Kombination von Alpha-Blockern mit 5α-Reduktase-Inhibitoren
Aufgrund der bereits nach wenigen Wochen einsetzenden Wirkung von Alpha-Blockern und der langfristigen Verkleinerung der Prostata durch 5α-Reduktase-Inhibitoren, werden diese Medikamente häufig auch in einer Kombination verordnet (Präparate: Duodart). Insbesondere bei Männer mit einem Risiko der weiteren Verschlechterung (starke Beschwerden und große Prostata) konnte in Studien gezeigt werden, dass das Voranschreiten der Erkrankung verzögert werden kann. Eine Einnahme von mindestens 12 Monaten ist hierfür notwendig.
Nebenwirkungen: Ergeben sich aus den einzelnen Präparaten
Phosphodiesterase 5 Inhibitoren
Phosphodiesterase 5 Inhibitoren (Präparate: Sildenafil, Vardenafil, Tadalafil) sind Medikamente, die klassischerweise bei einer Störung der Gliedsteife verabreicht werden. Das Präparat Tadalafil ist in der Dosierung von 5mg jedoch auch zur Behandlung der gutartigen Prostatavergrößerung zugelassen. Hierbei bessern sich die Beschwerden beim Wasserlassen. Der Harnstrahl selbst wird durch das Medikament jedoch nicht kräftiger.
„Nebeneffekt“: Verbesserung der Erektion.
Als Nebeneffekt verbessert sich auch die Erektion.
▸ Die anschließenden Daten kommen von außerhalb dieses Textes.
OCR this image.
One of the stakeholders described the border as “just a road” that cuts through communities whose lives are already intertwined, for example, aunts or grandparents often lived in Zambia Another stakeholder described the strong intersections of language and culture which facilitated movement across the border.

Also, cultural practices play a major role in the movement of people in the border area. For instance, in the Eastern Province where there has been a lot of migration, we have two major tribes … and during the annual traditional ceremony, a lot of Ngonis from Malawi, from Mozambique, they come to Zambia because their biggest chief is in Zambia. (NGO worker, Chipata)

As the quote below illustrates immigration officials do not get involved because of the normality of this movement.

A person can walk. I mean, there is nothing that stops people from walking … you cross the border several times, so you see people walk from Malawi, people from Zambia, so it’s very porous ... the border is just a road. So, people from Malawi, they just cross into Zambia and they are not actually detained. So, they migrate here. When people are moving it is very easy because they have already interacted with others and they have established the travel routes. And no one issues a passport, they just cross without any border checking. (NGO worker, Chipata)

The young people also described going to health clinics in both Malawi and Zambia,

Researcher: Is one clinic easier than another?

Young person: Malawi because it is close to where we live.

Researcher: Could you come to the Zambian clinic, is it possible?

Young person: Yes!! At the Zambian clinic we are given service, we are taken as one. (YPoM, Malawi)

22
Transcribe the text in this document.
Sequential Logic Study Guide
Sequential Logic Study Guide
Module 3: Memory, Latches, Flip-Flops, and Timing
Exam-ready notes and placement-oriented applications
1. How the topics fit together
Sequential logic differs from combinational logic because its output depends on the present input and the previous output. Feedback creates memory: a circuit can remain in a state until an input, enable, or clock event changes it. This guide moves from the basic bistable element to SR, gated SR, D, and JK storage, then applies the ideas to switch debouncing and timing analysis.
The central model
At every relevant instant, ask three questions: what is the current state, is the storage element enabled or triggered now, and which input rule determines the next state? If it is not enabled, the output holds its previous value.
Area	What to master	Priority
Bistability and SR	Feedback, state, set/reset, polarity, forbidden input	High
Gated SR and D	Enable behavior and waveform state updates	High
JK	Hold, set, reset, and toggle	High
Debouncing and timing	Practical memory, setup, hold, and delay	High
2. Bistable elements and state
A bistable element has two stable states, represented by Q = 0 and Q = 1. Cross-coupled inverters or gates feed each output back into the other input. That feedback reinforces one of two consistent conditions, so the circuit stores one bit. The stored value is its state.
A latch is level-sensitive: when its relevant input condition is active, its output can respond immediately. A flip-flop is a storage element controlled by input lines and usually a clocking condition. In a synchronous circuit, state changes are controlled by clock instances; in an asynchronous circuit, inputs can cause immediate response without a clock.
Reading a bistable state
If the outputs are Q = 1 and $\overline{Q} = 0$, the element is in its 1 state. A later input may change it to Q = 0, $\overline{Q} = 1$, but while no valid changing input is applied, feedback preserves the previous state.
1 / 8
Die Langzeitwirkungen auf die gutartige Prostatavergrößerung und einen Einfluss eine notwendige Operation zu vermeiden sind noch nicht bekannt. Eine Übernahme der Kosten muss mit der Krankenkasse abgestimmt werden.
Nebenwirkungen: Gesichtsröte, Sodbrennen, Kopfschmerzen. Das Medikament darf nicht bei Männern mit Herzerkrankungen verordnet werden
Muskarinrezeptor-Antagonisten
Muskarinrezeptor-Antagonisten (Präparate: Trospium, Darifenacin, Fesoterodin, Flavoxat, Oxybutynin, Solifenacin, Tolterodin) wirken am Blasenmuskel hemmend und führen zu einem reduzierten Harndrang. Sie werden bei Männern eingesetzt, bei denen die Häufigkeit des Wasserlassens eine der Hauptbeschwerden darstellt. Die Möglichkeit der Medikamenteneinnahme muss bei Restharnbildung kritisch geprüft werden. Eine zu starke Hemmung des Blasenmuskels kann zu einer Harnerhaltung führen. Insbesondere bei älteren Männern kann es zu Medikamenten-Interaktionen und damit zum Auftreten von Nebenwirkungen kommen.
Nebenwirkungen: Nebenwirkungen des Magen-Darm-Trakts (Mundtrockenheit, Verstopfung), Restharnbildung und Harnverhaltung, Tachykardie, Kopfschmerzen, Konzentrationsstörungen, Vorsichtige Gabe bei schlechter Nierenfunktion, Keine Gabe bei unbehandeltem Glaukom oder chronisch entzündlichen Darmerkrankungen
Beta-3 Agonist
Wie auch die Muskarinrezeptor-Antagonisten wirkt das Präparat Mirabegron auf den Blasenmuskel mit einer Verringerung der Häufigkeit des Wasserlassens. Beta-3Agonisten sind eine Alternative zu Muskarinrezeptor-Antagonisten bei Männern mit überaktiver Blase. Insbesondere bei Männern >65 Jahre kommt es zu weniger Nebenwirkungen als bei der Einnahme von Muskarinrezeptor-Antagonisten. Auch hier muss das Auftreten von Restharn kontrolliert werden.
Ab 65+ zu empfehlen.
Nebenwirkungen: Keine Gabe bei nicht eingestelltem erhöhtem Blutdruck oder eingeschränkter Leber- und Nierenfunktion, Harnverhaltung und Restharnbildung, Harnwegsinfektionen, Kopfschmerzen, Schwindel, Tachykardie
Wenn Medikamente nicht helfen
Sollten die medikamentöse Therapie nicht ausreichen, um Ihre Beschwerden zu lindern, kann eine instrumentelle Therapie diskutiert werden. Zum einen gibt es moderne und schonende Therapieverfahren (z.B. Rezum oder iTIND) mit geringen Nebenwirkungen, welche vor allem für den Erhalt der Ejakulation empfehlenswert sind. Diese Therapien sind in der Regel experimentell und nicht so effektiv wie die klassischen Therapieverfahren. Zu den klassischen Therapieverfahren zählt hingegen die transurethrale Ausschälung der Prostata (TURP) und die Laserenukleation der Prostata (HoLEP/ThuLEP).